An ongoing exhibition showcases art pieces that reflect keen observation of life. They are works of 10 emerging artists under the age of 30. Zhang Zixuan reports.
The Today Art Museum and Martell Art Fund have jointly announced the finalists and winner of the third "Focus on Talents" art project and held an exhibition to spotlight these new talents.
Launched in 2010, the art project is an annual non-profit award targeted at emerging artists under the age of 30 who have been engaged in art for more than two years.
"The last two years, we received projects that contain great intensity. But this year, the works are a lot calmer," comments Tan Ping, deputy director of Central Academy of Fine Arts and chairman of the jury.
Today Art Museum director Hsieh Su-chen says the young artists have not fully figured out what is the best way to express themselves. "But such immaturity is the most exciting and hopeful part," she says.
Dong Bingfeng, curator of the finalist exhibition, says the art project has lowered all the thresholds to encourage more creative ideas, materials and spaces.
"Our key criteria is, the art must reflect keen observation of society," Dong stresses. The other criteria include standards of creativity, imagination, insight, expression and experimentation.

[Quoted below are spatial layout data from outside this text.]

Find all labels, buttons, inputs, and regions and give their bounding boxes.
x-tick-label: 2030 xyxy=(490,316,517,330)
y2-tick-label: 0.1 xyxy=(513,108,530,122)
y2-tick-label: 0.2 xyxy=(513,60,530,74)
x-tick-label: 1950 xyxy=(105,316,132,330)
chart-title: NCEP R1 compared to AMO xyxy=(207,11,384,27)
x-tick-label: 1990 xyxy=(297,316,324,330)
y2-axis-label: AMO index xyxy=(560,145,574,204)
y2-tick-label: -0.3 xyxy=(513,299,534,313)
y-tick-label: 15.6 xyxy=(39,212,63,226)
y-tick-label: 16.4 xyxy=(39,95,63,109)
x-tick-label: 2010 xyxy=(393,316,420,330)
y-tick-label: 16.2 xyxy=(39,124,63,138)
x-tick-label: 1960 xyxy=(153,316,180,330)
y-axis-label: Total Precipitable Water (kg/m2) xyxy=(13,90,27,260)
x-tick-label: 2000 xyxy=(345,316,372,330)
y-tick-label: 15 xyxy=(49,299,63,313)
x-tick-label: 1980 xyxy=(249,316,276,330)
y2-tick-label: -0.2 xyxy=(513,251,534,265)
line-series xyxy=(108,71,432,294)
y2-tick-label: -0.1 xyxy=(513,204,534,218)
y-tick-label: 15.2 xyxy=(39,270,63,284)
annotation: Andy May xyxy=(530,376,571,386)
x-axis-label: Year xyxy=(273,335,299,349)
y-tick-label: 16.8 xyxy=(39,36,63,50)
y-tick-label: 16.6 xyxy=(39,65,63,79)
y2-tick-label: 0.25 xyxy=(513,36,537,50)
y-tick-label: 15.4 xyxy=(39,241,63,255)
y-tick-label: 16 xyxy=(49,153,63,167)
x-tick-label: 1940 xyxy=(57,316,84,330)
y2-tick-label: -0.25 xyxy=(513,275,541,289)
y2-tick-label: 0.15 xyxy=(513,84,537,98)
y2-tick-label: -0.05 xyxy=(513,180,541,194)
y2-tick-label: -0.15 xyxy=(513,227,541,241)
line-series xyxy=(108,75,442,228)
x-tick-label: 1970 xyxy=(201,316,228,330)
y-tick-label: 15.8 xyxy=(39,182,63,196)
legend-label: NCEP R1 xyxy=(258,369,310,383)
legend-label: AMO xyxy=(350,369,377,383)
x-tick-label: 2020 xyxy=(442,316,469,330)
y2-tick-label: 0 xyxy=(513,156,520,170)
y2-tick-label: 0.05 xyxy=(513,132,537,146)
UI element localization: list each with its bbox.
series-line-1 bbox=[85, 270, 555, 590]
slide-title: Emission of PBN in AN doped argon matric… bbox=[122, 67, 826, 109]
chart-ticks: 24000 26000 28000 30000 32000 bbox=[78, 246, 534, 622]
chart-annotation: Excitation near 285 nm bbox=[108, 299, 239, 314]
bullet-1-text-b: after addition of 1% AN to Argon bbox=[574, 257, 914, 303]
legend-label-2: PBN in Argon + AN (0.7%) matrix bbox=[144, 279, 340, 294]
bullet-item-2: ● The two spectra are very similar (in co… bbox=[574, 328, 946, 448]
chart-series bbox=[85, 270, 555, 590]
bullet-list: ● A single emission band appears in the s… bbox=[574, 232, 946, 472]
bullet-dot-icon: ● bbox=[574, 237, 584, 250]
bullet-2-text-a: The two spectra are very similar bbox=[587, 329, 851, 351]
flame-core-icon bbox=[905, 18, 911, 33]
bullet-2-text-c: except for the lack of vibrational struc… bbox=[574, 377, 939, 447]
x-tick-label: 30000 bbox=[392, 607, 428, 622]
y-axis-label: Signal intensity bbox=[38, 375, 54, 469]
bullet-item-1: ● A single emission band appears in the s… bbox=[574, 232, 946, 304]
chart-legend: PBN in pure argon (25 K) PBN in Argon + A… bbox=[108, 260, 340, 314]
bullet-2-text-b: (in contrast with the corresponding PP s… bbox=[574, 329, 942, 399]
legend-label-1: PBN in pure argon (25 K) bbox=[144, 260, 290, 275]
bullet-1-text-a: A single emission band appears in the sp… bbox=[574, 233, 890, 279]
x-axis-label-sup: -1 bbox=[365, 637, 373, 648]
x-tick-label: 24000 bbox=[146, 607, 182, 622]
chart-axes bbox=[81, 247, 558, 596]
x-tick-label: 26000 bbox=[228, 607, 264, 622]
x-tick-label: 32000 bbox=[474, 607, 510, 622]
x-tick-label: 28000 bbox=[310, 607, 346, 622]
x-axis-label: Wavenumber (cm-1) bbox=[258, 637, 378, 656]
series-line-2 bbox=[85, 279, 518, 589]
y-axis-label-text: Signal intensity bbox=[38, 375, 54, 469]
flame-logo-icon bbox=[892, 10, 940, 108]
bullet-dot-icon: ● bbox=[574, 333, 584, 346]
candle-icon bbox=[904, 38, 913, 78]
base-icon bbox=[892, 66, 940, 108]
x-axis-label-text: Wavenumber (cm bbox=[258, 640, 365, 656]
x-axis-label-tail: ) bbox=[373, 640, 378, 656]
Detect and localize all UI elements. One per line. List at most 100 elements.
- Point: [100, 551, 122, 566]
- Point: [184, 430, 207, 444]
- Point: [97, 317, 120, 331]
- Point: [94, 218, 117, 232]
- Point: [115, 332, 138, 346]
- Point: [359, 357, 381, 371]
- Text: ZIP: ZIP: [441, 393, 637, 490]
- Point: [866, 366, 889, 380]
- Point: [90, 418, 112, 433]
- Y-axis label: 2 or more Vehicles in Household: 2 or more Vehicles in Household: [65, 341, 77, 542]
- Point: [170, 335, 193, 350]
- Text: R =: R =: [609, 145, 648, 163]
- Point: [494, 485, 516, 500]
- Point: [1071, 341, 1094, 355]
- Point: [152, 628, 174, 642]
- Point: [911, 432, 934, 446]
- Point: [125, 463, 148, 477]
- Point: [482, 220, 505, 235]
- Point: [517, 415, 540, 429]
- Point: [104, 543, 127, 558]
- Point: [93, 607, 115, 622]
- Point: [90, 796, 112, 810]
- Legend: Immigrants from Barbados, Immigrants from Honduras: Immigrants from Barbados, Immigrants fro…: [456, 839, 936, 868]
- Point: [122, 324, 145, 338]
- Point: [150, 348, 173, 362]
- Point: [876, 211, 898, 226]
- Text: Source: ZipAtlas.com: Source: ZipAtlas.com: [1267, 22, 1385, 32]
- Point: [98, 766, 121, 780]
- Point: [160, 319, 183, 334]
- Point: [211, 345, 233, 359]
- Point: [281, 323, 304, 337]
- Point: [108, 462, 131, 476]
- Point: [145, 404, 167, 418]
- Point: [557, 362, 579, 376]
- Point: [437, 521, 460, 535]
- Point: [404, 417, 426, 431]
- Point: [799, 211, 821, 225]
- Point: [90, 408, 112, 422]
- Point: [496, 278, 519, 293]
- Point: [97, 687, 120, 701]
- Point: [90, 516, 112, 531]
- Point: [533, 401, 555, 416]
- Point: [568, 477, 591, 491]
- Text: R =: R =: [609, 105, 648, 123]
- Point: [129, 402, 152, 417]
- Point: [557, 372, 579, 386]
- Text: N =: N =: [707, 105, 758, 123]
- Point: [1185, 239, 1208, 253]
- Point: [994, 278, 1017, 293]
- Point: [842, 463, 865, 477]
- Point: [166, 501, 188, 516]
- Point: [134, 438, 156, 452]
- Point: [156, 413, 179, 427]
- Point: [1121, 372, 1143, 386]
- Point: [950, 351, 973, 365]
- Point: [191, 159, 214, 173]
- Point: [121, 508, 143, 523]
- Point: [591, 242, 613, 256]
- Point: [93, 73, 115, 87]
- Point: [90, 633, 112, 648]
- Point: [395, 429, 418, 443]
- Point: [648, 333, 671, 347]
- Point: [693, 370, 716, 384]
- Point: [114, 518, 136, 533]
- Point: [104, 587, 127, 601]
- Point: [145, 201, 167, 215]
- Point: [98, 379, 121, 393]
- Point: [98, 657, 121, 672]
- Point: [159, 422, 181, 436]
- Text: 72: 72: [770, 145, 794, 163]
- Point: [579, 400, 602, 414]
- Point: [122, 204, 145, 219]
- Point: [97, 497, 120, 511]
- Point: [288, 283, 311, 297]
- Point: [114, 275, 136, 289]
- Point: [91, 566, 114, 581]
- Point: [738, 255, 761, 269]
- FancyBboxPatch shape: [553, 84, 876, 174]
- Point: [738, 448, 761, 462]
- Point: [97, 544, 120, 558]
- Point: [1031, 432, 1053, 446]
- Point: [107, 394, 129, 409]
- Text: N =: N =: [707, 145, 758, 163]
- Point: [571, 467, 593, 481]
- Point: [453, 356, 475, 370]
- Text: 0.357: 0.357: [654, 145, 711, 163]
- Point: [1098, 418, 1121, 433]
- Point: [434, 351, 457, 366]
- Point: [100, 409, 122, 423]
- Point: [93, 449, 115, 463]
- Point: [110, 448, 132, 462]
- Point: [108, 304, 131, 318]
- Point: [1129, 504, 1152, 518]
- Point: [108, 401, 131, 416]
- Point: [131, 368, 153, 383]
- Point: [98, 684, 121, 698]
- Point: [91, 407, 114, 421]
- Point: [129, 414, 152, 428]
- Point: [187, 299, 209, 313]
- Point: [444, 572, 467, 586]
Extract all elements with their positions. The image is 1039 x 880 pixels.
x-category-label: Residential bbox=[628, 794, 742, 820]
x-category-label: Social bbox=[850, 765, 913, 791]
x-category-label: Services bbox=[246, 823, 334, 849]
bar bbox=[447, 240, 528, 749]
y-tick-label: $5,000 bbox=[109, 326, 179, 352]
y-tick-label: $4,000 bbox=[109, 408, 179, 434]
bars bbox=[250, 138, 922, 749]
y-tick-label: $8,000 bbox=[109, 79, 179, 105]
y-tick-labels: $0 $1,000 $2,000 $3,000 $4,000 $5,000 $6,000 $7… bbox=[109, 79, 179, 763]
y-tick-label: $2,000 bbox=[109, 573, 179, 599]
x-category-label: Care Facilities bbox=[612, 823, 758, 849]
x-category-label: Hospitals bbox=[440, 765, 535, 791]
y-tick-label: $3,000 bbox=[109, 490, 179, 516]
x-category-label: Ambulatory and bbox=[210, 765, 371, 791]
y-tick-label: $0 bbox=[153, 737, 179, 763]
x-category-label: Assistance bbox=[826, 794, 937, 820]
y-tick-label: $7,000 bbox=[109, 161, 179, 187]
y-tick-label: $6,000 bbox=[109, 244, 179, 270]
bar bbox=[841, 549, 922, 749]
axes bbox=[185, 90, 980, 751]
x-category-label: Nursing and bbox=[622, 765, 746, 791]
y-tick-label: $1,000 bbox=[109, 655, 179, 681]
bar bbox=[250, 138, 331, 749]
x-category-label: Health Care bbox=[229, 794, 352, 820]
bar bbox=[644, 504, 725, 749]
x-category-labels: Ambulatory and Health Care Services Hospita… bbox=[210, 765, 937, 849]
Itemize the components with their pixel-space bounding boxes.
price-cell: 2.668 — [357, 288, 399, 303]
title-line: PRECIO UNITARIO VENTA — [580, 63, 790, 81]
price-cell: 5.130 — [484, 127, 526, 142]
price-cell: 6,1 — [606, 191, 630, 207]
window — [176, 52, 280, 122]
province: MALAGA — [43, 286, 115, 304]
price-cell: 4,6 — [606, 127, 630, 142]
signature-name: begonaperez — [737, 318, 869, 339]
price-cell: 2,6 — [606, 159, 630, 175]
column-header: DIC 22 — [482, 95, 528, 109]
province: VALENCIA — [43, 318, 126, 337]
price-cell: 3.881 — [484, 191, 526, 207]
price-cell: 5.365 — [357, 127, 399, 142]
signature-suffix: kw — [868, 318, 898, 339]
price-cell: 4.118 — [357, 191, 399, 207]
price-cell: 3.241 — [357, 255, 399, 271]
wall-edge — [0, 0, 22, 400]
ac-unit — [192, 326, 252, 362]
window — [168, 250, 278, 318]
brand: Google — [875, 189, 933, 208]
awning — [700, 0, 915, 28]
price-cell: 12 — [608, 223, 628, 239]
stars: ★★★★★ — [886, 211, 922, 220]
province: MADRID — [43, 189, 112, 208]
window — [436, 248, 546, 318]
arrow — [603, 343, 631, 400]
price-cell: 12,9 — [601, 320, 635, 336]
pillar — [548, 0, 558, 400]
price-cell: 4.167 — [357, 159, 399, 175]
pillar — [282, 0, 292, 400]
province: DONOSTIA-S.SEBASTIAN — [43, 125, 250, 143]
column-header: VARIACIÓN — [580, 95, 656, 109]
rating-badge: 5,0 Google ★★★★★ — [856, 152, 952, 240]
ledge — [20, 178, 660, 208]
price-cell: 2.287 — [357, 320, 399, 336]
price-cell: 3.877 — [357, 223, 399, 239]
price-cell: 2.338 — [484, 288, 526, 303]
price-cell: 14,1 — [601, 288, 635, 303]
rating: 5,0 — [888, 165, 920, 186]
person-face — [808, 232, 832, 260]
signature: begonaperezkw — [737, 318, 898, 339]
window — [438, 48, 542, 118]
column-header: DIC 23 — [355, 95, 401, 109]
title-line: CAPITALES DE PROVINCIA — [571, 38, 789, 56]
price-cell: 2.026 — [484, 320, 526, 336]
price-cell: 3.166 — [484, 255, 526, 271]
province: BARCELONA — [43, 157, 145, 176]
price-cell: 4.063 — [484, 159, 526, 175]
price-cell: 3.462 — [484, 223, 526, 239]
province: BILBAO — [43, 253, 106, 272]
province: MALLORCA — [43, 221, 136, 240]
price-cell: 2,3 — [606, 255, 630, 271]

The 10 finalists are: Chen Chenchen, Chu Bingchao, Gao Shengjie, Gao Su, He Shiyi, Lei Lei, Lu Yanxiang, Tong Xiao, Xu Sheng and Zhang Xiaodi. They were selected from more than 500 entries.
The talent award went to Zhang Xiaodi after the jury had three rounds of discussion. He received a grant from Martell Art Fund and he can choose to use the grant to either hold a solo exhibition or participate in an overseas art exchange program.
Zhang made a montage by overlaying images he captured in the last two years, to "copy the life of theater and make the reality surreal".
"Many artists used new-form presentations this year instead of traditional methods such as painting and sculpture. And they have better understandings of space," Dong says.
For example, artist Chu Bingchao spread three 12-meter-long and 1.8-meter-wide sheets of carbon paper on a street, to document vehicle tracks from 5 am to 6 pm on June 17, 2012. He also recorded the sound.
"By doing this I projected my perception of time and space," Chu explains.
Similarly, he used carbon paper and video to document his sleep. And he used gypsum powder to capture sea waves and rain.
Artist Lei Lei and French collector Thomas Sauvin accumulated more than 500,000 35-mm color film negatives, which captured moments of ordinary life. They made an animation by using about 3,000 photos developed and chosen from those negatives, which they collected from recycling stations in Beijing
The film won the best non-narrative short in 2013 Holland Animation Film Festival.
The exhibition will last until May 27.